A liberal Swedish politician has sent a shot over the bow of that country’s home school community. Writing in a Swedish newspaper, with a follow-up posting on her blog, Lotta Edholm (left) of Sweden’s Liberal Party called for changes to the country’s laws that would allow government social workers to more easily take children away from home school families.
Declared Edholm: “Today I write with Ann-Katrin Aslund on Aftonbladet’s debate page that the social services law should be amended so that social services are able to intervene when children are kept away from school by their parents — often for religious or ideological reasons.”
The Alliance Defense Fund (ADF), a U.S.-based conservative legal advocacy group, noted that Edholm’s recommendation comes at a time when home school families in Sweden are under severe assault. The ADF, in partnership with another U.S. group, the Home School Legal Defense Association (HSLDA), has come to the legal aid of a Swedish home school family whose nine-year-old son was abducted by the Swedish government in 2009. According to an ADF press release, Swedish officials “seized the child because they believe home schooling is an inappropriate way to raise a child and insist the government should raise [him] instead, even though home-schooling was legal in Sweden at the time he was taken into custody.” After Swedish courts sided with the government in its seizure of the boy, ADF and HSLDA attorneys asked the European Court of Human Rights to hear the case, explaining that Swedish authorities would not allow the family to be represented in Sweden’s courts by the foreign attorneys.
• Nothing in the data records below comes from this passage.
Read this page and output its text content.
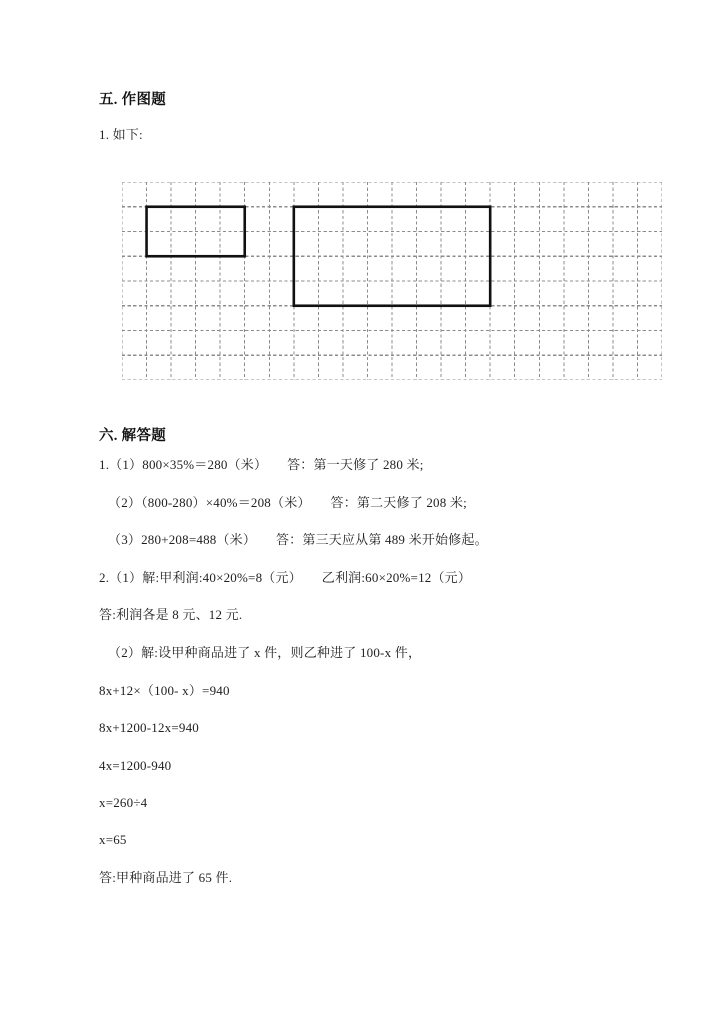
五. 作图题
1. 如下:
六. 解答题
1.（1）800×35%＝280（米）　　答：第一天修了 280 米;
（2）（800-280）×40%＝208（米）　　答：第二天修了 208 米;
（3）280+208=488（米）　　答：第三天应从第 489 米开始修起。
2.（1）解:甲利润:40×20%=8（元）　　乙利润:60×20%=12（元）
答:利润各是 8 元、12 元.
（2）解:设甲种商品进了 x 件，则乙种进了 100-x 件，
8x+12×（100- x）=940
8x+1200-12x=940
4x=1200-940
x=260÷4
x=65
答:甲种商品进了 65 件.
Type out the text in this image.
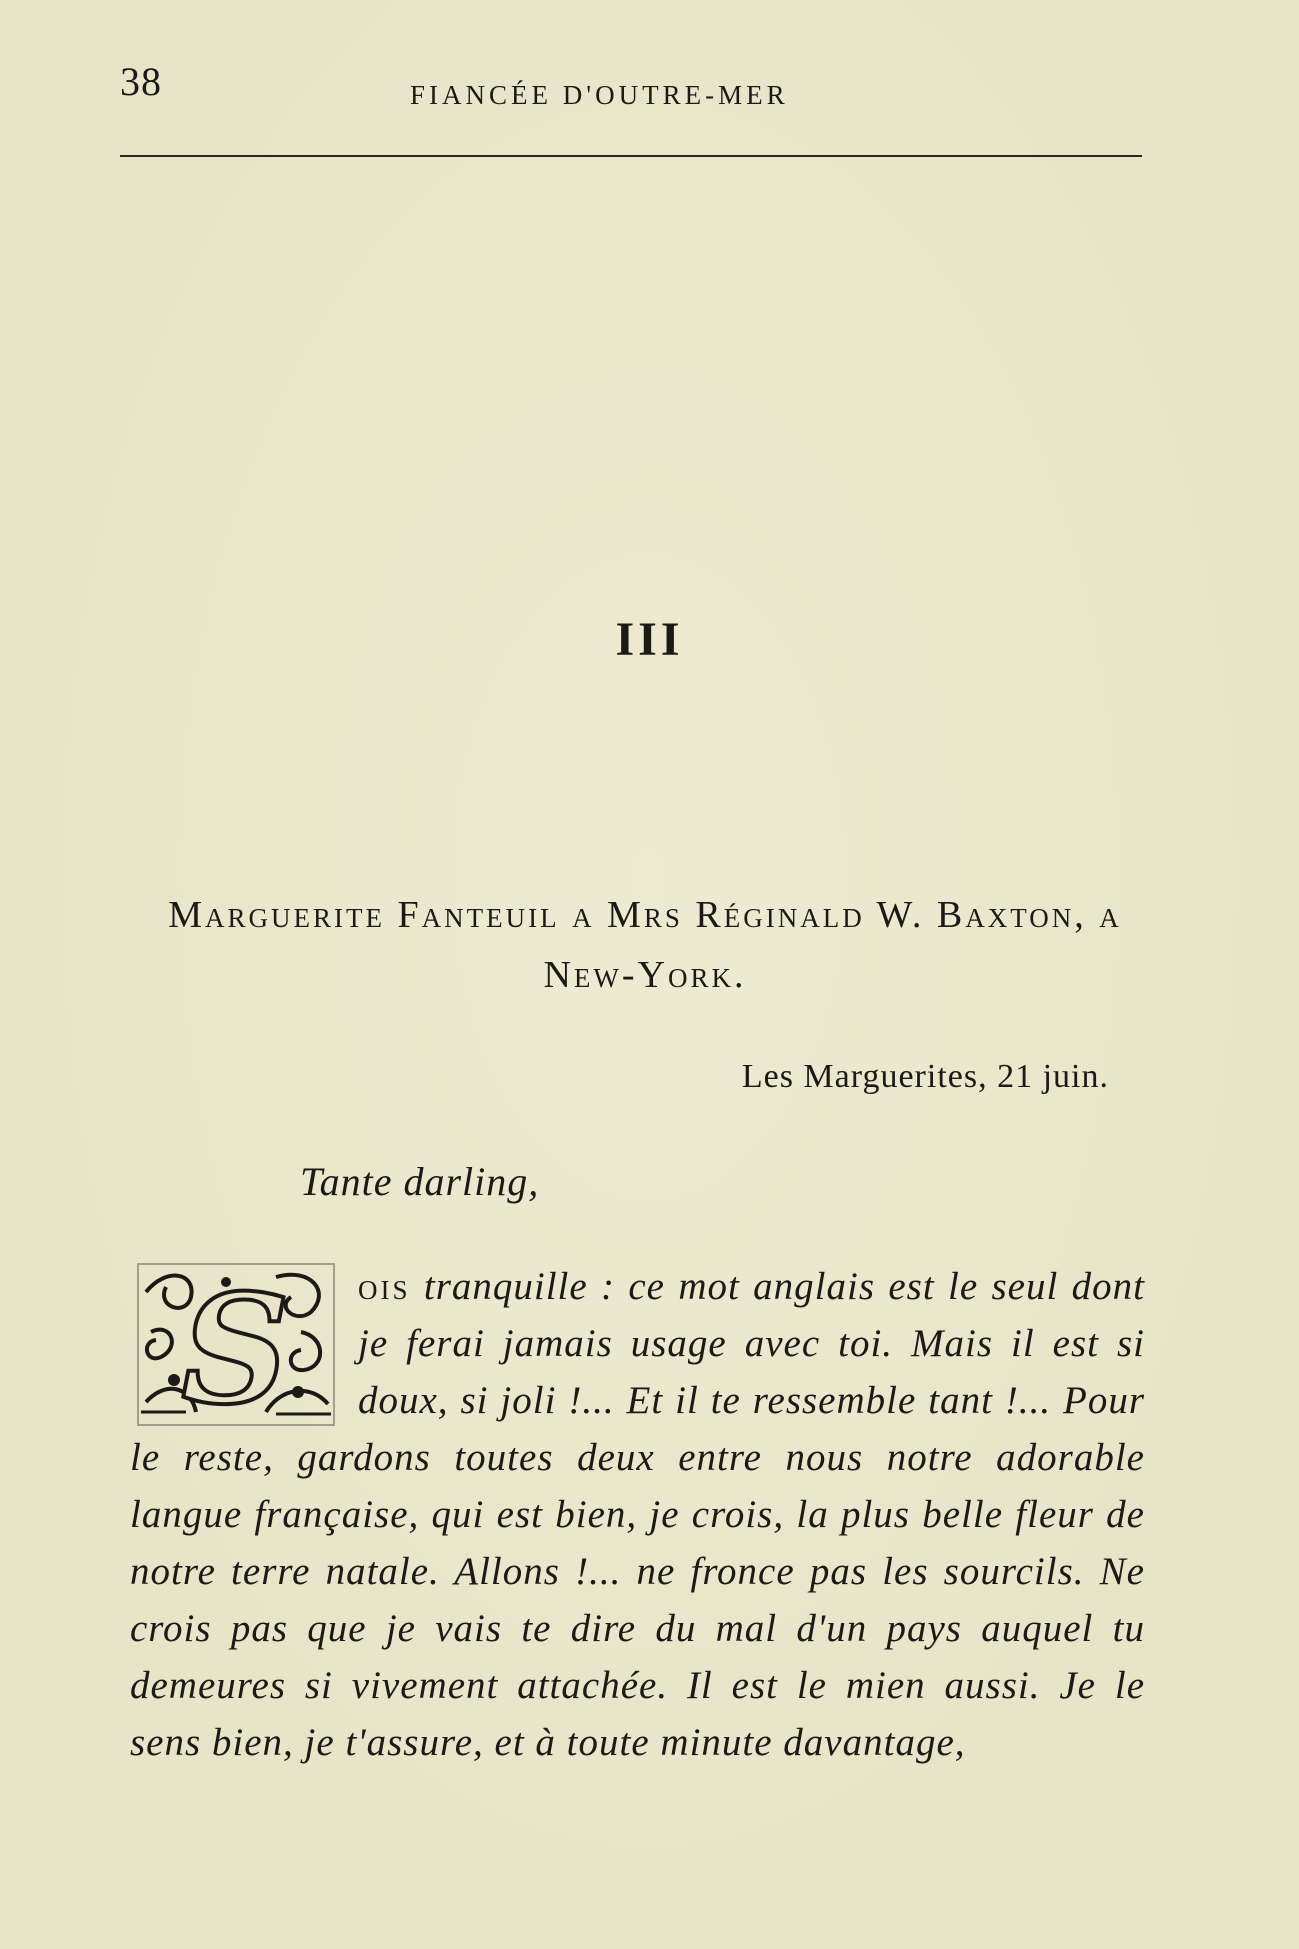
38	FIANCÉE D'OUTRE-MER
III
Marguerite Fanteuil a Mrs Réginald W. Baxton, a New-York.
Les Marguerites, 21 juin.
Tante darling,
S ois tranquille : ce mot anglais est le seul dont je ferai jamais usage avec toi. Mais il est si doux, si joli !... Et il te ressemble tant !... Pour le reste, gardons toutes deux entre nous notre adorable langue française, qui est bien, je crois, la plus belle fleur de notre terre natale. Allons !... ne fronce pas les sourcils. Ne crois pas que je vais te dire du mal d'un pays auquel tu demeures si vivement attachée. Il est le mien aussi. Je le sens bien, je t'assure, et à toute minute davantage,
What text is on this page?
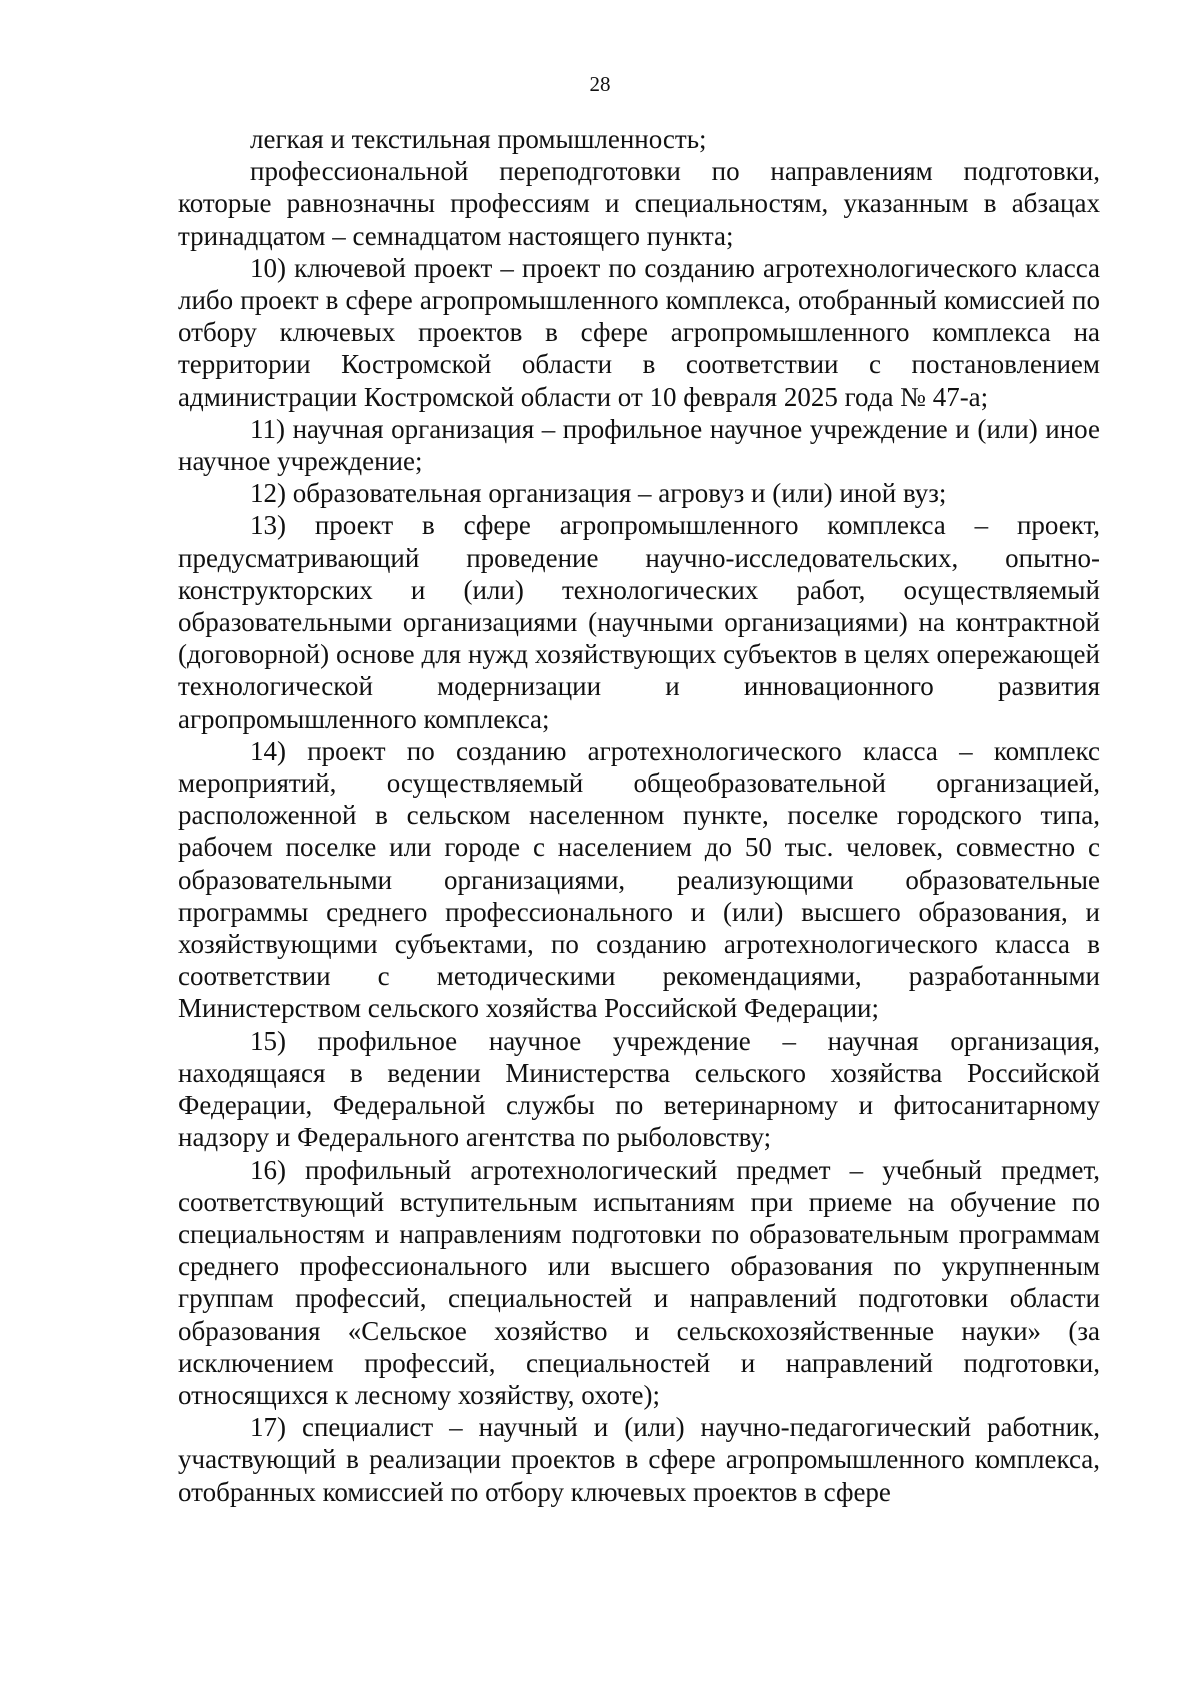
28

легкая и текстильная промышленность;

профессиональной переподготовки по направлениям подготовки, которые равнозначны профессиям и специальностям, указанным в абзацах тринадцатом – семнадцатом настоящего пункта;

10) ключевой проект – проект по созданию агротехнологического класса либо проект в сфере агропромышленного комплекса, отобранный комиссией по отбору ключевых проектов в сфере агропромышленного комплекса на территории Костромской области в соответствии с постановлением администрации Костромской области от 10 февраля 2025 года № 47-а;

11) научная организация – профильное научное учреждение и (или) иное научное учреждение;

12) образовательная организация – агровуз и (или) иной вуз;

13) проект в сфере агропромышленного комплекса – проект, предусматривающий проведение научно-исследовательских, опытно-конструкторских и (или) технологических работ, осуществляемый образовательными организациями (научными организациями) на контрактной (договорной) основе для нужд хозяйствующих субъектов в целях опережающей технологической модернизации и инновационного развития агропромышленного комплекса;

14) проект по созданию агротехнологического класса – комплекс мероприятий, осуществляемый общеобразовательной организацией, расположенной в сельском населенном пункте, поселке городского типа, рабочем поселке или городе с населением до 50 тыс. человек, совместно с образовательными организациями, реализующими образовательные программы среднего профессионального и (или) высшего образования, и хозяйствующими субъектами, по созданию агротехнологического класса в соответствии с методическими рекомендациями, разработанными Министерством сельского хозяйства Российской Федерации;

15) профильное научное учреждение – научная организация, находящаяся в ведении Министерства сельского хозяйства Российской Федерации, Федеральной службы по ветеринарному и фитосанитарному надзору и Федерального агентства по рыболовству;

16) профильный агротехнологический предмет – учебный предмет, соответствующий вступительным испытаниям при приеме на обучение по специальностям и направлениям подготовки по образовательным программам среднего профессионального или высшего образования по укрупненным группам профессий, специальностей и направлений подготовки области образования «Сельское хозяйство и сельскохозяйственные науки» (за исключением профессий, специальностей и направлений подготовки, относящихся к лесному хозяйству, охоте);

17) специалист – научный и (или) научно-педагогический работник, участвующий в реализации проектов в сфере агропромышленного комплекса, отобранных комиссией по отбору ключевых проектов в сфере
HSLDA’s Mike Donnelly said that “Sweden’s educational policy is becoming increasingly totalitarian,” adding that “a country that does not permit home education is not really a free country.”
The home school advocacy group noted that the Swedish government has been cracking down on home school families for many years. “In 2010 the Swedish Parliament changed its basic education law, making it virtually impossible to obtain permission to home school,” the group reported in an update on the state of home schooling in the country. “The previously enacted 1985 school law had allowed parents to apply for permission from local authorities, where permission was mostly granted. However, the changes made by the Swedish Parliament now require ‘exceptional circumstances’ and also make it possible for parents to be criminally prosecuted if they don’t send their children to school — something that was not possible under the previous law.”
For the last two years virtually no family in Sweden has been given permission to home school, explained Jonas Himmelstrand, president of the Swedish Association for Home Education. Himmelstrand knows personally the hardship of trying to educate children at home in a country that is trying criminalize the practice. He and his wife have been in court for years over their family home school program, and the government has fined them at least $26,000 — an impossible sum for an average Swedish family.
Himmelstrand said that Edholm’s intransigent attitude toward home school families is representative of most government bureaucrats in Sweden. “Edholm argues that because children have a right to an education, this means that public school is the only valid option,” he explained to the HSLDA. But in light of the academic success most home school families — in Sweden and around the world — are having, such an attitude “is pure ignorance,” he said. “Home education is an effective and perfectly legitimate way for children to learn. Edholm’s argument is totalitarian and breaches fundamental democratic principles. It’s fine for the government to provide schools, but it goes against basic human rights norms to force every child to go to school.”
The problem, however, is that “in Sweden the line between parents and the state has become strongly blurred,” he said, adding that “many countries have education systems —such as England, Canada, the United States, and our Nordic neighbors — which show that democracies can and must make room for home education.”
ADF’s European legal adviser, Roger Kiska, said that parents everywhere — including in Sweden — have the right to do what is best for their children without the worry of government intrusion. “Swedish policy on home education is at odds with recognized international legal standards that uphold the right of parents to direct the education of their children,” he said.
HSLDA’s Mike Donnelly pointed out that “the right of parents to choose the kind of education their children receive is a fundamental human right recognized in international legal documents…. Somehow Swedish politicians have lost their way and are ignoring these basic human rights. Sweden has joined Germany in repressing educational freedom. It’s important that free people stand up to governments who persecute their own people.”
HSDLA noted that scores of home school families have fled Germany as that country’s officials “have sought crushing fines, jail sentences, and have even sought to remove children from otherwise functional families just because of home education.” Germany’s highest courts have sanctioned such action, arguing that home schooling encourages the creation of “parallel societies.”
Donnelly said that it is important for home school proponents in America to pay attention to what is happening elsewhere because such trends could be pushed by education “experts” in this nation. He noted at least one professor who is forwarding such ideology.
“In her book What Is Right for Children, Emory University School of Law Professor Martha Albertson-Fineman makes the argument that it is not enough that children have the opportunity to go to public school — they must all go to public school, meaning that home schooling and private schools should be banned,” Donnelly wrote recently.
He argued that such thinking “is one of the reasons why it is important for American home schoolers to be interested in what happens overseas. By fighting these ideas wherever they occur globally, we can prevent them from gaining traction here.”